During the war, we had several dog fights in the sky above us. Planes from Hanworth Airport used to take off and you could hear them diving about and their guns going off. One day they shot down a German plane, which came down on a golf course on Twickenham Road. Me and my mates went along to see it, the police had put a rope around it to stop people getting too near, but we could see the skid marks it made when it came down and apart from bits of the plane missing, it was intact, but you could see the pilot was still in the cockpit, dead. We had a lot of barrage balloons all around us to protect the planes in Hanworth Airport, but I had never seen any planes get caught in them.
Most nights we would go and sleep in our shelter at the bottom of our garden that my dad had built. He was a bricklayer and he built it deep down so we would be safe. One night we were down there and it’s a night I will never forget, talk about a cat with nine lives. The warning went and in no time at all, we could hear bombs dropping, I must have just dropped off to sleep, the next thing I remember is my dad running into the shelter telling us to get out quick and make our way down to the shelters in Hanworth recreation ground. We didn’t know till later that we had been sleeping only 10 yards away from an unexploded bomb in next door’s garden.

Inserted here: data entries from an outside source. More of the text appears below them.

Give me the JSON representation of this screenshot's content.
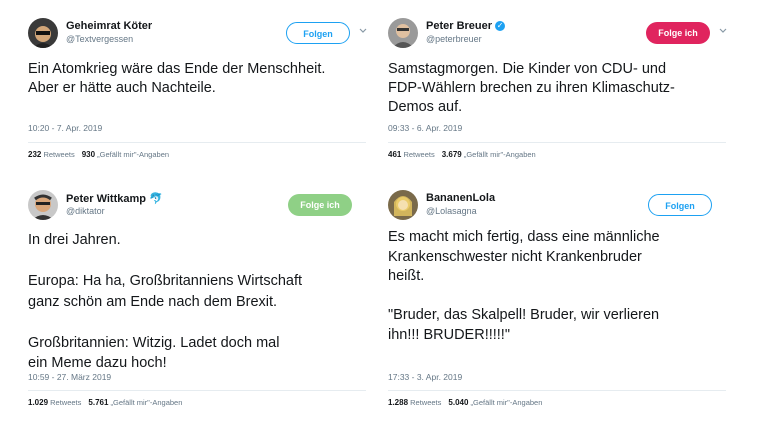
{
  "tweets": [
    {
      "name": "Geheimrat Köter",
      "handle": "@Textvergessen",
      "follow_label": "Folgen",
      "text": "Ein Atomkrieg wäre das Ende der Menschheit.\nAber er hätte auch Nachteile.",
      "timestamp": "10:20 - 7. Apr. 2019",
      "retweets": "232",
      "retweets_label": "Retweets",
      "likes": "930",
      "likes_label": "„Gefällt mir\"-Angaben"
    },
    {
      "name": "Peter Breuer",
      "handle": "@peterbreuer",
      "follow_label": "Folge ich",
      "text": "Samstagmorgen. Die Kinder von CDU- und\nFDP-Wählern brechen zu ihren Klimaschutz-\nDemos auf.",
      "timestamp": "09:33 - 6. Apr. 2019",
      "retweets": "461",
      "retweets_label": "Retweets",
      "likes": "3.679",
      "likes_label": "„Gefällt mir\"-Angaben"
    },
    {
      "name": "Peter Wittkamp",
      "handle": "@diktator",
      "follow_label": "Folge ich",
      "text": "In drei Jahren.\n\nEuropa: Ha ha, Großbritanniens Wirtschaft\nganz schön am Ende nach dem Brexit.\n\nGroßbritannien: Witzig. Ladet doch mal\nein Meme dazu hoch!",
      "timestamp": "10:59 - 27. März 2019",
      "retweets": "1.029",
      "retweets_label": "Retweets",
      "likes": "5.761",
      "likes_label": "„Gefällt mir\"-Angaben"
    },
    {
      "name": "BananenLola",
      "handle": "@Lolasagna",
      "follow_label": "Folgen",
      "text": "Es macht mich fertig, dass eine männliche\nKrankenschwester nicht Krankenbruder\nheißt.\n\n\"Bruder, das Skalpell! Bruder, wir verlieren\nihn!!! BRUDER!!!!!\"",
      "timestamp": "17:33 - 3. Apr. 2019",
      "retweets": "1.288",
      "retweets_label": "Retweets",
      "likes": "5.040",
      "likes_label": "„Gefällt mir\"-Angaben"
    }
  ],
  "colors": {
    "accent": "#1da1f2",
    "follow_red": "#e0245e",
    "follow_green": "#8fd086",
    "muted": "#657786"
  }
}
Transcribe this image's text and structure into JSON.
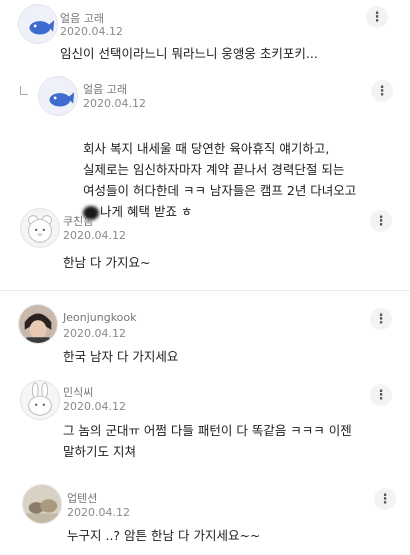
{
  "comments": [
    {
      "author": "얼음 고래",
      "date": "2020.04.12",
      "text": "임신이 선택이라느니 뭐라느니 웅앵웅 초키포키...",
      "avatar": "whale-avatar"
    },
    {
      "author": "얼음 고래",
      "date": "2020.04.12",
      "text_a": "회사 복지 내세울 때 당연한 육아휴직 얘기하고,\n실제로는 임신하자마자 계약 끝나서 경력단절 되는\n여성들이 허다한데 ㅋㅋ 남자들은 캠프 2년 다녀오고",
      "text_b": "나게 혜택 받죠 ㅎ",
      "avatar": "whale-avatar",
      "is_reply": true
    },
    {
      "author": "쿠친놈",
      "date": "2020.04.12",
      "text": "한남 다 가지요~",
      "avatar": "bear-avatar"
    },
    {
      "author": "Jeonjungkook",
      "date": "2020.04.12",
      "text": "한국 남자 다 가지세요",
      "avatar": "person-avatar"
    },
    {
      "author": "민식씨",
      "date": "2020.04.12",
      "text": "그 놈의 군대ㅠ 어쩜 다들 패턴이 다 똑같음 ㅋㅋㅋ 이젠\n말하기도 지쳐",
      "avatar": "rabbit-avatar"
    },
    {
      "author": "업텐션",
      "date": "2020.04.12",
      "text": "누구지 ..? 암튼 한남 다 가지세요~~",
      "avatar": "photo-avatar"
    }
  ],
  "more_icon": "⋮"
}
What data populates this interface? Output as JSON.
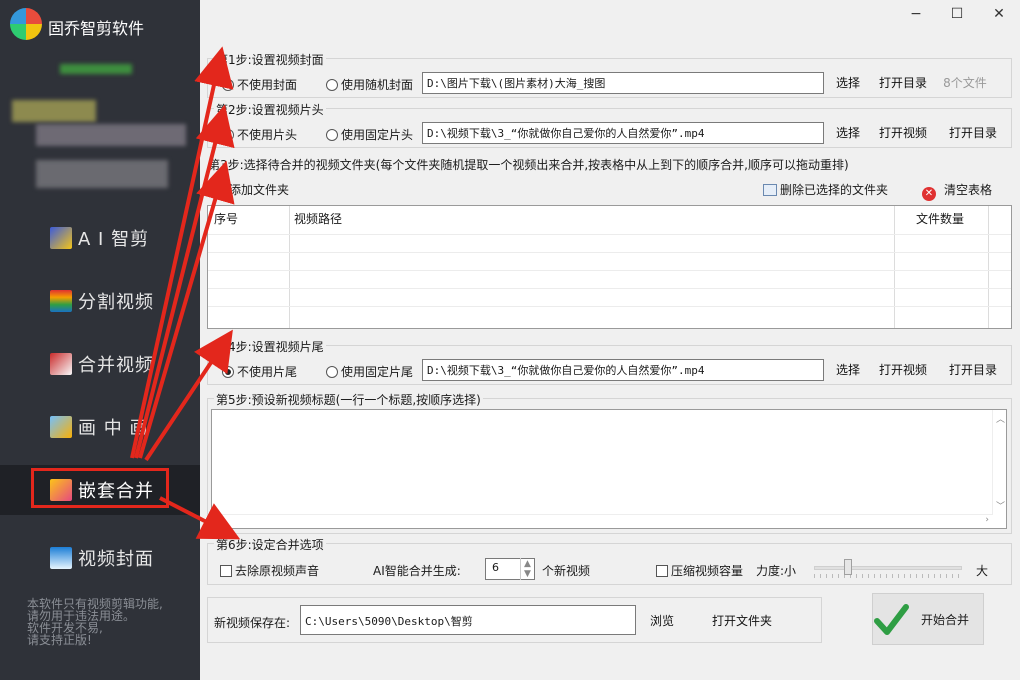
{
  "app": {
    "title": "固乔智剪软件"
  },
  "sidebar": {
    "items": [
      {
        "label": "A I 智剪",
        "icon": "ai-magic-icon"
      },
      {
        "label": "分割视频",
        "icon": "split-video-icon"
      },
      {
        "label": "合并视频",
        "icon": "merge-video-icon"
      },
      {
        "label": "画 中 画",
        "icon": "picture-in-picture-icon"
      },
      {
        "label": "嵌套合并",
        "icon": "nested-merge-icon",
        "active": true
      },
      {
        "label": "视频封面",
        "icon": "video-cover-icon"
      }
    ],
    "footer_lines": [
      "本软件只有视频剪辑功能,",
      "请勿用于违法用途。",
      "软件开发不易,",
      "请支持正版!"
    ]
  },
  "window": {
    "minimize": "−",
    "maximize": "☐",
    "close": "✕"
  },
  "step1": {
    "label": "第1步:设置视频封面",
    "radio_none": "不使用封面",
    "radio_random": "使用随机封面",
    "path": "D:\\图片下载\\(图片素材)大海_搜图",
    "select": "选择",
    "open_dir": "打开目录",
    "file_count": "8个文件"
  },
  "step2": {
    "label": "第2步:设置视频片头",
    "radio_none": "不使用片头",
    "radio_fixed": "使用固定片头",
    "path": "D:\\视频下载\\3_“你就做你自己爱你的人自然爱你”.mp4",
    "select": "选择",
    "open_video": "打开视频",
    "open_dir": "打开目录"
  },
  "step3": {
    "label": "第3步:选择待合并的视频文件夹(每个文件夹随机提取一个视频出来合并,按表格中从上到下的顺序合并,顺序可以拖动重排)",
    "add_folder": "添加文件夹",
    "delete_selected": "删除已选择的文件夹",
    "clear_table": "清空表格",
    "columns": [
      "序号",
      "视频路径",
      "文件数量"
    ]
  },
  "step4": {
    "label": "第4步:设置视频片尾",
    "radio_none": "不使用片尾",
    "radio_fixed": "使用固定片尾",
    "path": "D:\\视频下载\\3_“你就做你自己爱你的人自然爱你”.mp4",
    "select": "选择",
    "open_video": "打开视频",
    "open_dir": "打开目录"
  },
  "step5": {
    "label": "第5步:预设新视频标题(一行一个标题,按顺序选择)"
  },
  "step6": {
    "label": "第6步:设定合并选项",
    "remove_audio": "去除原视频声音",
    "ai_generate": "AI智能合并生成:",
    "count": "6",
    "count_suffix": "个新视频",
    "compress": "压缩视频容量",
    "strength": "力度:小",
    "strength_max": "大",
    "strength_value": 0.2
  },
  "save": {
    "label": "新视频保存在:",
    "path": "C:\\Users\\5090\\Desktop\\智剪",
    "browse": "浏览",
    "open_folder": "打开文件夹"
  },
  "start": {
    "label": "开始合并"
  }
}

This is a night I will remember for the rest of my life.
This particular day I was in the Rex Cinema with my mates when the screen went blank; then on the screen it said ‘file outside’. When we got outside instead of turning right to go home, the police told us to go left and go the other way home. We didn’t know at the time what was wrong, but I had just got home and was about to open the door when there was a terrific bang and my back door fell in and I was knocked to the ground with glass and bricks on top of me. I managed to get up with just a couple of cuts. My mum and dad were out at the time and we found out later that a land mine had come down and got stuck in some wire and cable and hadn’t touched the ground, but it sagged, touched the ground and went off.
This particular night the warning went and German planes came over and started dropping flares and incendiary bombs all around Hanworth, the sky was lit up, it was like daylight. We could see we were going to have a big raid so we all got in our shelters when all of a sudden we heard bombs whistling down. They were after the planes in Hanworth Airport.
Next morning when we came out of our shelter there was debris all over the place, me and my mates use to go looking for bits of bombs and bullets and burnt out incendiary bombs.
I came to Bedfont from Ireland as a young child, with my parents. My mum’s sisters were already living here, in Bedfont Lane. My parents and my mum’s sister’s family ended up living next door to each other in the two ‘concrete houses’, just off Bedfont Lane. Their gardens backed onto the gravel pit that was eventually filled-in and is now Blenheim Park.
I remember that gravel pit being stocked with fish; I must have been about 5 years old then. I loved to fish. I would go down to the pit to fish before I went to school in the morning and again when I got home in the afternoon.
I think the ‘concrete houses’ were an experiment. They were made of reinforced concrete. It was quite unusual for a house to be built that way in those days.
We had Anderson (air-raid) shelters in the garden, about 20 feet from the back of the house. The pair of shelters were together. The water level in the gravel pit was 12–steps-down, so the shelters weren’t too wet inside.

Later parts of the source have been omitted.